Jagged (Colorado Mountain #5)(83)



He stopped talking finally, but I couldn’t start.

I didn’t know what to say.

What I did know was, being the best woman he’d ever known was a lot better than his just caring about me. And his vowing he was never going to leave me wasn’t shabby either.

But he still had not told me he loved me.

Then again, I was Zara Cinders and until I was old enough to go out and make friends, only one person in my life loved me truly, completely, and unconditionally. And, even though she stepped up repeatedly to take beatings meant for me, eventually made me watch her go through a junkie stage, through empty hookup after hookup that didn’t mean a thing, and finally made me watch her essentially die, she never stopped loving me.

So I should probably learn to take what I could get.

“You with me on all this?” he asked when I said nothing.

“Yes,” I answered and I felt him let out a long, silent sigh.

I said no more. Ham didn’t either.

Then he did.

“You fight nasty, cookie,” he stated gently.

“Yeah, I do. When what I’m fighting about matters,” I replied.

“I get that,” he said. “What I don’t get is that you were in no state to start a conversation about Feb. You had to read I was not in a place where I wanted to talk about that, and you still threw it in my face, which was not cool.”

He was right.

However, he was also wrong.

“That mattered,” I declared and his hand came to my chin, moving it up so he could catch my eyes in the dark.

“All I’m sayin’ is, in future, wait for your right time and give me the same. Yeah?”

Seriously, I hated it when he was gentle and reasonable when I didn’t feel like being the same.

So I laid it out why I wasn’t.

“Ham, you’re the one for me and it doesn’t feel good knowin’ you don’t feel the same.”

“What?” he asked.

“You heard me,” I answered.

“Jesus,” he muttered, rolling into me so I took on a lot of his weight.

“Ham—”

“Cookie, quiet,” he ordered, his voice jagged and at that tone, I didn’t know what to expect so, even tired, I pulled all I had left close and braced. “Please, baby, I know a lot of shit is swirlin’, but pay some f**kin’ attention.”

“I am,” I snapped because I damned well was.

“Get this,” he stated, his voice not jagged any longer, but suddenly harsh. “That bitch walked into our home.”

The shadow of his face dipped close to mine, a move so swift I held my breath.

“Our home,” he repeated, saying that like the space we rented was sacrosanct. “And I don’t give a shit if that woman finally did right. My girl and I were fightin’, it was intense, it didn’t feel good for either of us, she takes off to blow off some steam and opens the door to my ex?” He shook his head. “No. Fuck no. I don’t give a shit she drives for hours to show me she’s changed, she wants redemption. Zara, babe, you do not open the door to our goddamned house and be confronted with that shit. Not ever. Not if I can help it.”

I’d been wrong.
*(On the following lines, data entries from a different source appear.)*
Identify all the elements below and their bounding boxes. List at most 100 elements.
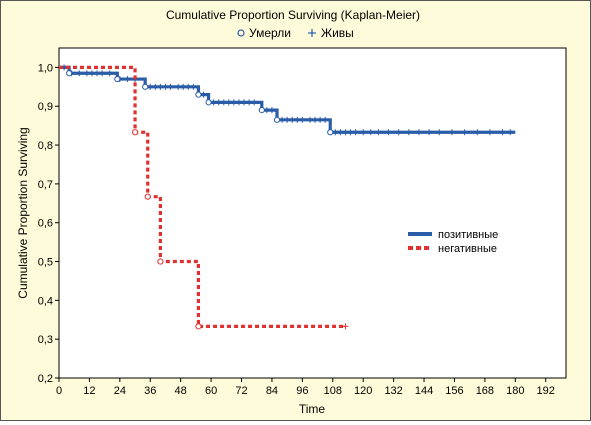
series-legend: позитивные негативные	[408, 229, 498, 255]
x-tick-label: 180	[506, 385, 524, 397]
censored-marker	[474, 129, 481, 136]
x-tick-label: 120	[354, 385, 372, 397]
censored-marker	[225, 99, 232, 106]
event-marker	[327, 129, 334, 136]
x-tick-label: 156	[445, 385, 463, 397]
censored-marker	[185, 83, 192, 90]
axes: 0 12 24 36 48 60 72 84 96 108 120 132 144 156 168 180 19…	[38, 62, 555, 397]
event-marker	[66, 70, 73, 77]
legend-label-positive: позитивные	[438, 229, 498, 241]
censored-marker	[426, 129, 433, 136]
marker-legend-alive-label: Живы	[321, 26, 354, 40]
censored-marker	[251, 99, 258, 106]
x-axis-label: Time	[299, 402, 326, 416]
censored-marker	[235, 99, 242, 106]
x-tick-label: 84	[266, 385, 278, 397]
x-tick-label: 168	[476, 385, 494, 397]
censored-marker	[94, 70, 101, 77]
event-marker	[157, 258, 164, 265]
censored-marker	[395, 129, 402, 136]
censored-marker	[337, 129, 344, 136]
censored-marker	[415, 129, 422, 136]
x-tick-label: 0	[56, 385, 62, 397]
event-marker	[258, 107, 265, 114]
marker-legend-died-label: Умерли	[249, 26, 291, 40]
y-tick-label: 1,0	[38, 62, 53, 74]
censored-marker	[436, 129, 443, 136]
censored-marker	[385, 129, 392, 136]
event-marker	[144, 193, 151, 200]
censored-marker	[367, 129, 374, 136]
y-tick-label: 0,2	[38, 373, 53, 385]
plot-area	[58, 47, 567, 379]
censored-marker	[180, 83, 187, 90]
censored-marker	[289, 116, 296, 123]
censored-marker	[347, 129, 354, 136]
censored-marker	[175, 83, 182, 90]
event-marker	[195, 91, 202, 98]
event-marker	[142, 83, 149, 90]
x-tick-label: 48	[175, 385, 187, 397]
censored-marker	[448, 129, 455, 136]
x-tick-label: 36	[144, 385, 156, 397]
censored-marker	[76, 70, 83, 77]
censored-marker	[284, 116, 291, 123]
censored-marker	[317, 116, 324, 123]
x-tick-label: 108	[324, 385, 342, 397]
x-tick-label: 12	[83, 385, 95, 397]
censored-marker	[230, 99, 237, 106]
censored-marker	[306, 116, 313, 123]
x-tick-label: 96	[296, 385, 308, 397]
y-tick-label: 0,7	[38, 179, 53, 191]
y-axis-label: Cumulative Proportion Surviving	[16, 127, 30, 298]
y-tick-label: 0,9	[38, 101, 53, 113]
censored-marker	[162, 83, 169, 90]
censored-marker	[99, 70, 106, 77]
x-tick-label: 72	[235, 385, 247, 397]
x-tick-label: 144	[415, 385, 433, 397]
censored-marker	[294, 116, 301, 123]
censored-marker	[499, 129, 506, 136]
censored-marker	[88, 70, 95, 77]
y-tick-label: 0,3	[38, 334, 53, 346]
censored-marker	[375, 129, 382, 136]
circle-marker-icon	[237, 29, 245, 37]
x-tick-label: 60	[205, 385, 217, 397]
censored-marker	[322, 116, 329, 123]
censored-marker	[215, 99, 222, 106]
series-line-1	[59, 65, 346, 328]
censored-marker	[268, 107, 275, 114]
series-layer	[59, 64, 516, 330]
censored-marker	[299, 116, 306, 123]
censored-marker	[342, 129, 349, 136]
y-tick-label: 0,6	[38, 218, 53, 230]
censored-marker	[167, 83, 174, 90]
censored-marker	[83, 70, 90, 77]
censored-marker	[507, 129, 514, 136]
plus-marker-icon	[308, 29, 316, 37]
censored-marker	[352, 129, 359, 136]
y-tick-label: 0,8	[38, 140, 53, 152]
censored-marker	[106, 70, 113, 77]
censored-marker	[360, 129, 367, 136]
censored-marker	[190, 83, 197, 90]
censored-marker	[312, 116, 319, 123]
censored-marker	[405, 129, 412, 136]
event-marker	[131, 129, 139, 136]
x-tick-label: 24	[114, 385, 126, 397]
event-marker	[273, 116, 281, 123]
censored-marker	[157, 83, 164, 90]
censored-marker	[220, 99, 227, 106]
censored-marker	[486, 129, 493, 136]
marker-legend: Умерли Живы	[237, 26, 354, 40]
event-marker	[205, 99, 212, 106]
x-tick-label: 132	[384, 385, 402, 397]
censored-marker	[241, 99, 248, 106]
y-tick-label: 0,4	[38, 295, 53, 307]
legend-label-negative: негативные	[438, 243, 497, 255]
x-tick-label: 192	[537, 385, 555, 397]
censored-marker	[124, 76, 131, 83]
chart-title: Cumulative Proportion Surviving (Kaplan-…	[166, 8, 420, 22]
censored-marker	[246, 99, 253, 106]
Rachel didn’t have the power to push Ham to extreme emotion.

It was me having to deal with her that had royally pissed him off.

But Ham wasn’t done.

“She showed me how it felt to be stripped of power when she aborted two of my children. Then she pops by out of the f**kin’ blue to do right.” He said the last two words with extreme sarcasm. “And in doin’ that strips my power f**king again by makin’ it impossible, unless I acted a bigger dick than I was or got physical, to shield you from that. The only thing I could do to protect you was hold you close and that is not cool. Not in any way.”

I was right.

His not being able to protect me was what pissed him off. And he didn’t put his arm around me because he needed me. He did it because he thought I needed him.

Okay, maybe I’d been a bit of a moron.

Ham still wasn’t done.

“The point I’m makin’ is, I do not feel that way about anyone, Zara. I’m a good man and I’ll take a friend’s back but no one gets that shit from me. Not ever. Not since Rachel. Not Feb. Not anyone. But you. Now, are you finally gettin’ how you need to start payin’ attention?”

“Yes,” I whispered because, finally, I was.

Ham still wasn’t done.

“Then play close attention to this. A man is not what he says, babe. He’s what he does.”

Was he saying what he actually wasn’t saying… but was?

“You care about me,” I stated quietly, testing my theory.

“Fuck yeah, Zara. I care about you enough to lay roots with you. I care about you enough to fight for your nephew with you. I care about you enough to make babies with you.”

His hand grabbed mine, yanked it up, and pressed it flat against his shoulder where the smooth, puckered skin of the ugly scar left by an ax marred his flesh.

“I care about you enough to take another one of these if a man was comin’ after you. Both my parents are dead. I got no siblings. I got no roots. The only thing I got, the only thing I realized months ago I’ve had for a long f**kin’ time, is what I’ve kept as close as I could until I was ready to take it all the way, and that’s f**kin’ you.”